1. Introduction to line plots
Hello! In this video we'll dive into a new type of relational plot: line plots.
2. What are line plots?
In Seaborn, we have two types of relational plots: scatter plots and line plots. While each point in a scatter plot is assumed to be an independent observation, line plots are the visualization of choice when we need to track the same thing over time.
A common example is tracking the value of a company's stock over time, as shown here.
3. Air pollution data
In this video, we'll be using data on the levels of air pollution in a city. There are many air collection stations around the city, each measuring the nitrogen dioxide level every hour for a single day. Long-term exposure to high levels of nitrogen dioxide can cause chronic lung diseases.
Let's begin with the simple case where we have one data point per x-value. Here we have one row per hour over the course of the day with the average nitrogen dioxide level across all the stations in a column called "NO_2_mean".
4. Scatter plot
This is a scatter plot with the average nitrogen dioxide level on the y-axis and the hour of the day on the x-axis. We're tracking the same thing over time, so a line plot would be a better choice.
5. Line plot
By specifying "kind" equals "line", we can create a line plot and more easily see how the average nitrogen dioxide level fluctuates throughout the day.
6. Subgroups by location
We can also track subgroups over time with line plots. Here we have the average nitrogen dioxide level for each region (North, South, East, and West) for each hour in the day.
7. Subgroups by location
Setting the "style" and "hue" parameters equal to the variable name "location" creates different lines for each region that vary in both line style and color.

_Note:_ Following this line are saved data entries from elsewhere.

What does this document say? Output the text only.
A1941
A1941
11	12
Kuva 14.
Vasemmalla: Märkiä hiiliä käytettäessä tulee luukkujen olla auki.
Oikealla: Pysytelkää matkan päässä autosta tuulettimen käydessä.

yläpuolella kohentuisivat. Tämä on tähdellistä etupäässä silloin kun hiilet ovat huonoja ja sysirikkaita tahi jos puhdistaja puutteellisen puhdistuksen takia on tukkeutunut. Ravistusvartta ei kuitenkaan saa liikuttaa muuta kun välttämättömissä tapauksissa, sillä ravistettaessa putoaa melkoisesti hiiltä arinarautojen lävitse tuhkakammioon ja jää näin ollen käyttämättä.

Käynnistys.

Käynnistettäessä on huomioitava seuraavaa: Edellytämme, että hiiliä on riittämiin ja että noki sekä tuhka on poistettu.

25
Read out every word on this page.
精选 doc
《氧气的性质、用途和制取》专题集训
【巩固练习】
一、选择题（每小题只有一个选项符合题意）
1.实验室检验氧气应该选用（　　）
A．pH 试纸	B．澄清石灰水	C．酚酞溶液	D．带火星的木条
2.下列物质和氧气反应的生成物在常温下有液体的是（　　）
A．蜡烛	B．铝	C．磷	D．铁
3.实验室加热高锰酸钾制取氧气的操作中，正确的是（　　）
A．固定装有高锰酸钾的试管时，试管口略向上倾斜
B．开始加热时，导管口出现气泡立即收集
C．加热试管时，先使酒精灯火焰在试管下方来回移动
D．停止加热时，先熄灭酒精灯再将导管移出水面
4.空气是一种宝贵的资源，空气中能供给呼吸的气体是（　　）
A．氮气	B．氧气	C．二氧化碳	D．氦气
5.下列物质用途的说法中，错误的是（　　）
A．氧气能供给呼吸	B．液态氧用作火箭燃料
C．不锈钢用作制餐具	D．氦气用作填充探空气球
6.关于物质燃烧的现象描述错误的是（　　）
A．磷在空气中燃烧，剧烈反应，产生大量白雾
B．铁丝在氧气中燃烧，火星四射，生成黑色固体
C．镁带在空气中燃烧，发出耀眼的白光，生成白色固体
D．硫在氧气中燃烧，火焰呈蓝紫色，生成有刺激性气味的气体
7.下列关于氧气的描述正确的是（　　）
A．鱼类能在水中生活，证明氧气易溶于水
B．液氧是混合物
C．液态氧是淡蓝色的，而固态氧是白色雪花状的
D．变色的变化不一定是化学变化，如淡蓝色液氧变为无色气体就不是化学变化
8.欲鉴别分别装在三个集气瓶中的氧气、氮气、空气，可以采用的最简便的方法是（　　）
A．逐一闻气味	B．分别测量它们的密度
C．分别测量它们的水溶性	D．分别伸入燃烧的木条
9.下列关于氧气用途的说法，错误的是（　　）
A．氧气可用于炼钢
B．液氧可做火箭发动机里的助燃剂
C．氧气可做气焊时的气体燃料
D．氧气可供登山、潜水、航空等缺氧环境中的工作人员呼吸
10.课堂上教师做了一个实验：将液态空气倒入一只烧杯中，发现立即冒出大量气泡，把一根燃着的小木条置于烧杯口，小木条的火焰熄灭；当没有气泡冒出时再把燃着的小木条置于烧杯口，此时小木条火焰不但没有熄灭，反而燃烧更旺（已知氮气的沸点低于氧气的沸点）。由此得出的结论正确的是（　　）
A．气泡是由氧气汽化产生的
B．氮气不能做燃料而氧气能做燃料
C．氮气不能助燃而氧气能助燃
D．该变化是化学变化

Here, we can see that the South region tends to have slightly higher average nitrogen dioxide levels compared to the other regions.
8. Adding markers
Setting the "markers" parameter equal to "True" will display a marker for each data point. The marker will vary based on the subgroup you've set using the "style" parameter.
9. Turning off line style
If you don't want the line styles to vary by subgroup, set the "dashes" parameter equal to "False".

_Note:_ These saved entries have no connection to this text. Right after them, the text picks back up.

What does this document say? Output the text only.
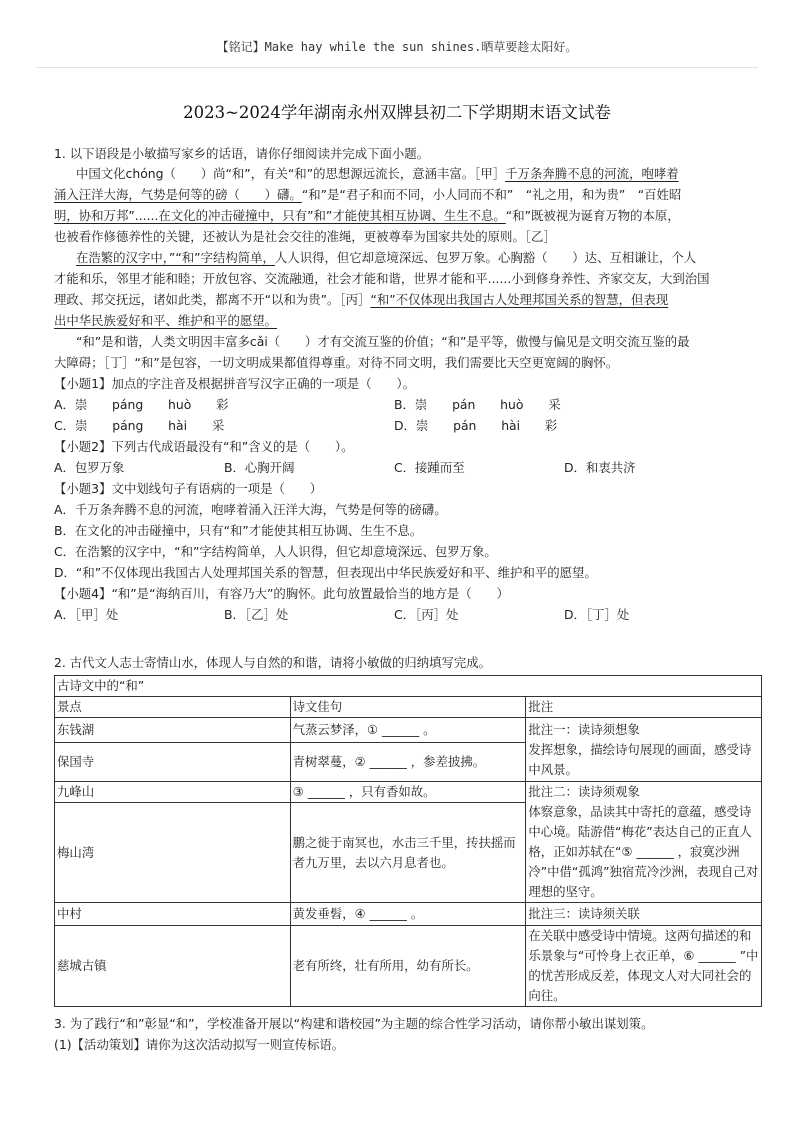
【铭记】Make hay while the sun shines.晒草要趁太阳好。
2023~2024学年湖南永州双牌县初二下学期期末语文试卷
1. 以下语段是小敏描写家乡的话语，请你仔细阅读并完成下面小题。
中国文化chóng（　　）尚“和”，有关“和”的思想源远流长，意涵丰富。［甲］千万条奔腾不息的河流，咆哮着
涌入汪洋大海，气势是何等的磅（　　）礴。“和”是“君子和而不同，小人同而不和”　“礼之用，和为贵”　“百姓昭
明，协和万邦”......在文化的冲击碰撞中，只有”和”才能使其相互协调、生生不息。“和”既被视为诞育万物的本原，
也被看作修德养性的关键，还被认为是社会交往的准绳，更被尊奉为国家共处的原则。［乙］
在浩繁的汉字中，”“和”字结构简单，人人识得，但它却意境深远、包罗万象。心胸豁（　　）达、互相谦让，个人
才能和乐，邻里才能和睦；开放包容、交流融通，社会才能和谐，世界才能和平......小到修身养性、齐家交友，大到治国
理政、邦交抚远，诸如此类，都离不开“以和为贵”。［丙］“和”不仅体现出我国古人处理邦国关系的智慧，但表现
出中华民族爱好和平、维护和平的愿望。
“和”是和谐，人类文明因丰富多cǎi（　　）才有交流互鉴的价值；“和”是平等，傲慢与偏见是文明交流互鉴的最
大障碍；［丁］“和”是包容，一切文明成果都值得尊重。对待不同文明，我们需要比天空更宽阔的胸怀。
【小题1】加点的字注音及根据拼音写汉字正确的一项是（　　）。
A．崇　　páng　　huò　　彩	B．崇　　pán　　huò　　采
C．崇　　páng　　hài　　采	D．崇　　pán　　hài　　彩
【小题2】下列古代成语最没有“和”含义的是（　　）。
A．包罗万象	B．心胸开阔	C．接踵而至	D．和衷共济
【小题3】文中划线句子有语病的一项是（　　）
A．千万条奔腾不息的河流，咆哮着涌入汪洋大海，气势是何等的磅礴。
B．在文化的冲击碰撞中，只有“和”才能使其相互协调、生生不息。
C．在浩繁的汉字中，“和”字结构简单，人人识得，但它却意境深远、包罗万象。
D．“和”不仅体现出我国古人处理邦国关系的智慧，但表现出中华民族爱好和平、维护和平的愿望。
【小题4】“和”是“海纳百川，有容乃大”的胸怀。此句放置最恰当的地方是（　　）
A．［甲］处	B．［乙］处	C．［丙］处	D．［丁］处
2. 古代文人志士寄情山水，体现人与自然的和谐，请将小敏做的归纳填写完成。
古诗文中的“和”		
景点	诗文佳句	批注
东钱湖	气蒸云梦泽，① ______ 。	批注一：读诗须想象
发挥想象，描绘诗句展现的画面，感受诗中风景。
保国寺	青树翠蔓，② ______ ，参差披拂。	
九峰山	③ ______ ，只有香如故。	批注二：读诗须观象
体察意象，品读其中寄托的意蕴，感受诗中心境。陆游借“梅花”表达自己的正直人格，正如苏轼在“⑤ ______ ，寂寞沙洲冷”中借“孤鸿”独宿荒冷沙洲，表现自己对理想的坚守。
梅山湾	鹏之徙于南冥也，水击三千里，抟扶摇而者九万里，去以六月息者也。	
中村	黄发垂髫，④ ______ 。	批注三：读诗须关联
慈城古镇	老有所终，壮有所用，幼有所长。	在关联中感受诗中情境。这两句描述的和乐景象与“可怜身上衣正单，⑥ ______ ”中的忧苦形成反差，体现文人对大同社会的向往。
3. 为了践行“和”彰显“和”，学校准备开展以“构建和谐校园”为主题的综合性学习活动，请你帮小敏出谋划策。
(1)【活动策划】请你为这次活动拟写一则宣传标语。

10. Multiple observations per x-value
Line plots can also be used when you have more than one observation per x-value. This dataset has a row for each station that is taking a measurement every hour.
11. Multiple observations per x-value
This is the scatter plot, displaying one point per observation.

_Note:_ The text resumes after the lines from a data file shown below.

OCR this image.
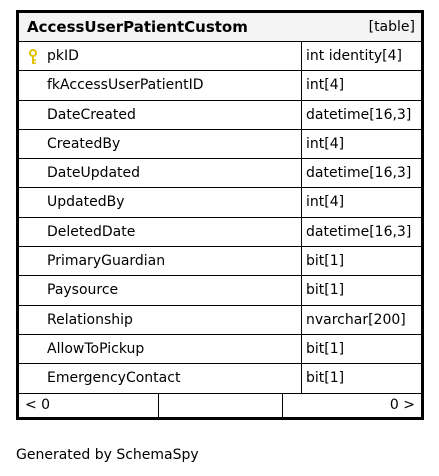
AccessUserPatientCustom	[table]
pkID	int identity[4]
fkAccessUserPatientID	int[4]
DateCreated	datetime[16,3]
CreatedBy	int[4]
DateUpdated	datetime[16,3]
UpdatedBy	int[4]
DeletedDate	datetime[16,3]
PrimaryGuardian	bit[1]
Paysource	bit[1]
Relationship	nvarchar[200]
AllowToPickup	bit[1]
EmergencyContact	bit[1]
< 0	0 >
Generated by SchemaSpy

12. Multiple observations per x-value
This is the line plot. If a line plot is given multiple observations per x-value, it will aggregate them into a single summary measure. By default, it will display the mean.
13. Multiple observations per x-value
Notice that Seaborn will automatically calculate a confidence interval for the mean, displayed by the shaded region. Assuming the air collection stations were randomly placed throughout the city, this dataset is a random sample of the nitrogen dioxide levels across the whole city. This confidence interval tells us that based on our sample, we can be 95% confident that the average nitrogen dioxide level for the whole city is within this range. Confidence intervals indicate the uncertainty we have about what the true mean is for the whole city. To learn more about confidence intervals, you can check out DataCamp's statistics courses.
14. Replacing confidence interval with standard deviation
Instead of visualizing a confidence interval, we may want to see how varied the measurements of nitrogen dioxide are across the different collection stations at a given point in time. To visualize this, set the "ci" parameter equal to the string "sd" to make the shaded area represent the standard deviation, which shows the spread of the distribution of observations at each x value.
15. Turning off confidence interval
We can also turn off the confidence interval by setting the "ci" parameter equal to "None".
16. Let's practice!
Alright, time to practice what we've learned!